Si cette erreur aboutit à une correction officielle, il creusera un écart de 52 voix de plus en faveur de Martine Aubry, en plus des 42, a observé Alain Anziani, secrétaire fédéral sortant en Gironde et partisan de Martine Aubry. "Il y a eu une erreur de transmission dans la nuit de vendredi à samedi. Les résultats ont été téléphonés à la fédération où dimanche l'écart a été constaté au vu du procès verbal", au demeurant signé par les deux parties, a assuré Alain Anziani.
> Mais, Gilles Savary et Vincent Feltesse (contributeur à la motion Collomb-Royal) , partisans locaux de l’amère Royal, ont publié un communiqué à la mi-journée pour contester l'analyse de leurs contradicteurs.
Ils prétendent, comme à chaque scrutin, que la section de Blaye compte plus de votants que d'adhérents. "En aucune manière, l'éventuel surcroît de votants ne devrait être retranché intégralement du score de l'une ou l'autre des candidates [mais surtout de l’une…]. Aucun résultat ne peut être publié avant vérification par la fédération", écrivent-il.

La collée compte sur le "recolement"
Dans la section de Blaye, le résultat véritable aurait donné 35 voix à la Ch'tite Aubry contre 24 à Désirdavenir Royal, alors qu'il avait été indiqué par erreur au téléphone des chiffres de 24 et 65, repris sur le procès-verbal girondin, explique-t-il.

Le cas des Français de l’étranger
Martine Aubry aurait encore été lésée de 19 voix de Français de l’étranger. Il apparaît qu’au lieu de 317 voix pour Martine Aubry et 390 pour Marie-sEGOlène Royal
, la totalisation officielle des scrutins enregistrés dans cette catégorie donne finalement 366 suffrages à Martine Aubry et 420 à la soi-disant victime.
La Fédération des Français de l’étranger confirme que ces derniers chiffres sont les bons.

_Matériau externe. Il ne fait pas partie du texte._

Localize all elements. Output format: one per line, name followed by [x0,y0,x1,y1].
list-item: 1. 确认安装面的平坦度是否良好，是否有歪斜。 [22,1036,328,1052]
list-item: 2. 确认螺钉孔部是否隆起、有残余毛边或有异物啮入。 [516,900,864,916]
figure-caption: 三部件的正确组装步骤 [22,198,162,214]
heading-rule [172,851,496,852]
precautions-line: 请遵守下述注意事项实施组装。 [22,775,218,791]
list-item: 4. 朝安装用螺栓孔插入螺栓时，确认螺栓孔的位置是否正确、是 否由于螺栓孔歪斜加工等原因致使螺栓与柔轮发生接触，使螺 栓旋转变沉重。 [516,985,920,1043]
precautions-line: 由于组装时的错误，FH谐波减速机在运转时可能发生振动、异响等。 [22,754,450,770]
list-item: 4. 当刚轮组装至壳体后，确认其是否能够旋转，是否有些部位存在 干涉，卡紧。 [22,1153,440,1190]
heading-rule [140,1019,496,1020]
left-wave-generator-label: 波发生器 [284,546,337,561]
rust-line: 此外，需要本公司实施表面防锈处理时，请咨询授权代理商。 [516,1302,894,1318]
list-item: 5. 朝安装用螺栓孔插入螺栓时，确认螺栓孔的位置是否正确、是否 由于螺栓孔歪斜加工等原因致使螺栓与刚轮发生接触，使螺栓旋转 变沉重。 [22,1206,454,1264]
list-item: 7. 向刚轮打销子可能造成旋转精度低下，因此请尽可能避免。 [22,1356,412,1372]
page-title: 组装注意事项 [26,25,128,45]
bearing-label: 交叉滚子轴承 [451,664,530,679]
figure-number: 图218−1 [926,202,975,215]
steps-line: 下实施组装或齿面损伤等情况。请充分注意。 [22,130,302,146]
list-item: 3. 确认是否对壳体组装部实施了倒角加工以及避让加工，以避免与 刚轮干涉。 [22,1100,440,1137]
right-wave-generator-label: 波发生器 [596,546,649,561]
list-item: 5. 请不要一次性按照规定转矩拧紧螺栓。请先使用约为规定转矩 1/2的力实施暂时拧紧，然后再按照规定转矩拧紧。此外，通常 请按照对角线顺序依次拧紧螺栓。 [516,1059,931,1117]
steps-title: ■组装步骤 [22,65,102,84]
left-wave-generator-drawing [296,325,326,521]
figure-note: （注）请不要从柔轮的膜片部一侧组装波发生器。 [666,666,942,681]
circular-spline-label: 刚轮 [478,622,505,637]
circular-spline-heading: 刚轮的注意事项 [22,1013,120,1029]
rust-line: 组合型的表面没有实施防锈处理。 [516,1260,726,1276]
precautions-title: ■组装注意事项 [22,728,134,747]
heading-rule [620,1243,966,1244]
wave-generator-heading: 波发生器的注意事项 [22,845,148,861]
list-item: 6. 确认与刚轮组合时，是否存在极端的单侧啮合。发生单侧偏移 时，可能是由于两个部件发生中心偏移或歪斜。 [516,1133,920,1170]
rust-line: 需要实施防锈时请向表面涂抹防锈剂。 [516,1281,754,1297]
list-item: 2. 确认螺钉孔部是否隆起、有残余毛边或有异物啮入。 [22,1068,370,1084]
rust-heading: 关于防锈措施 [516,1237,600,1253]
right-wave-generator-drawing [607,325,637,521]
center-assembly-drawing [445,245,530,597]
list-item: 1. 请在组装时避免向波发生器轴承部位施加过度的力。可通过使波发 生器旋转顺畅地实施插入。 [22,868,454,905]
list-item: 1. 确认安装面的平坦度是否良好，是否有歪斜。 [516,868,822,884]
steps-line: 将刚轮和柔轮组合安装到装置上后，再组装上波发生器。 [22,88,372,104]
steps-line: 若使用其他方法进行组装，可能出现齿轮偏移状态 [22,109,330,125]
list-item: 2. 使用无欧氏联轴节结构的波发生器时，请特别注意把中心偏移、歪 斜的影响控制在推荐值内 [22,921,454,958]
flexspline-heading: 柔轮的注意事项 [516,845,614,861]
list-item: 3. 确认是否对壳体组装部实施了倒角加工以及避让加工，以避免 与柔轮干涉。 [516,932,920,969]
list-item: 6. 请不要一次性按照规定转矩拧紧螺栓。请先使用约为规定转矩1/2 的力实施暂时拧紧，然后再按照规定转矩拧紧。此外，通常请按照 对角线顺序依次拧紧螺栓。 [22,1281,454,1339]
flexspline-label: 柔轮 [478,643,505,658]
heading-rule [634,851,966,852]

Sa Cynique Majesté Royal pourrait regretter sa mauvaise foi
Le dossier sera transmis à Paris où une commission devra trancher mardi soir sur , en tenant compte, ou pas, de ce litige et de nombreux autres.
Une commission nationale dite de "recolement" (vérification) doit se réunir dès lundi au PS à Paris pour examiner l'ensemble du scrutin et vérifier toutes les contestations.

Les rectificatifs pourraient bien confondre la peste.